United Kingdom-based chemical company

British Salt Limited is a United Kingdom-based chemical company that produces pure white salt. The company is owned by Tata Chemicals Europe after a buy out from private equity company LDC in April 2010. It is based in Middlewich, Cheshire, employs 125 people, and produces approximately 800,000 tonne of pure white salt every year.

LDC bought British Salt from its previous owners, US Salt Holdings LLC in 2007, investing £35m in the company. A management team has taken a minority stake. US Salt had bought British Salt from its previous owners, Staveley Industries plc in 2000 for £80m. In 2005, British Salt acquired New Cheshire Salt Works Limited, known as NCSW Limited. This acquisition was referred to the Competition Commission who approved the purchase. Since the purchase the NCSW site in Wincham has been closed and the 198 acre site sold to Chantry Developments.

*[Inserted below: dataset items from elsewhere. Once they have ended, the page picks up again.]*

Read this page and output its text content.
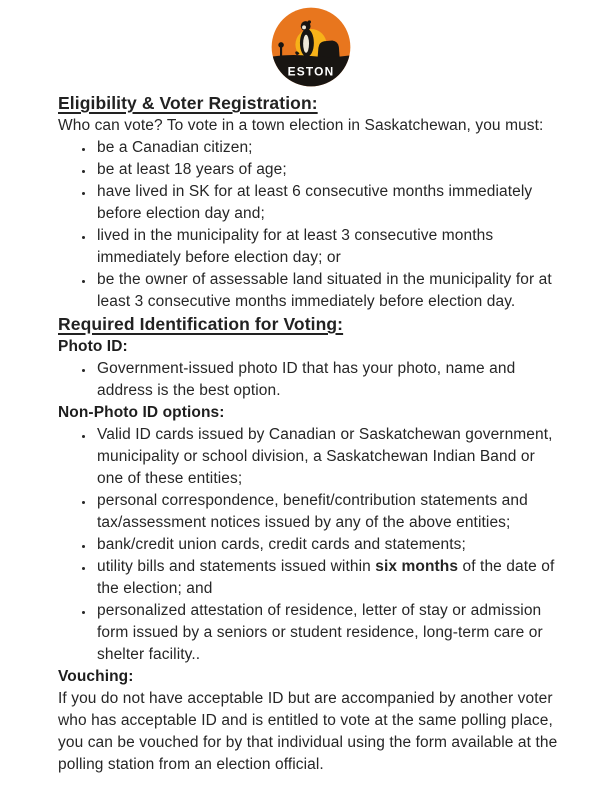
ESTON
Eligibility & Voter Registration:

Who can vote? To vote in a town election in Saskatchewan, you must:

• be a Canadian citizen;
• be at least 18 years of age;
• have lived in SK for at least 6 consecutive months immediately before election day and;
• lived in the municipality for at least 3 consecutive months immediately before election day; or
• be the owner of assessable land situated in the municipality for at least 3 consecutive months immediately before election day.
Required Identification for Voting:

Photo ID:

• Government-issued photo ID that has your photo, name and address is the best option.

Non-Photo ID options:

• Valid ID cards issued by Canadian or Saskatchewan government, municipality or school division, a Saskatchewan Indian Band or one of these entities;
• personal correspondence, benefit/contribution statements and tax/assessment notices issued by any of the above entities;
• bank/credit union cards, credit cards and statements;
• utility bills and statements issued within six months of the date of the election; and
• personalized attestation of residence, letter of stay or admission form issued by a seniors or student residence, long-term care or shelter facility..

Vouching:

If you do not have acceptable ID but are accompanied by another voter who has acceptable ID and is entitled to vote at the same polling place, you can be vouched for by that individual using the form available at the polling station from an election official.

The salt is extracted from strata that lie approximately 180 m below ground. Bore holes are drilled into the strata and water is forced down to dissolve the salt. The resulting brine solution is pumped along 5 km of pipes back to the surface and direct into the Middlewich factory for purification and water evaporation to produce the pure salt. It is estimated that there are salt reserves sufficient for 200 years.

==Applications==
The main uses for the salt products include:

- Water softeners
- Chemical industry
- Food processing
- Animal feeds
- Textiles and tanning

During the severe weather experienced in the UK in February 2009, British Salt also started to supply low-grade salt for de-icing of roads, after local authorities announced they were running very low on salt used for gritting due to the unexpected weather.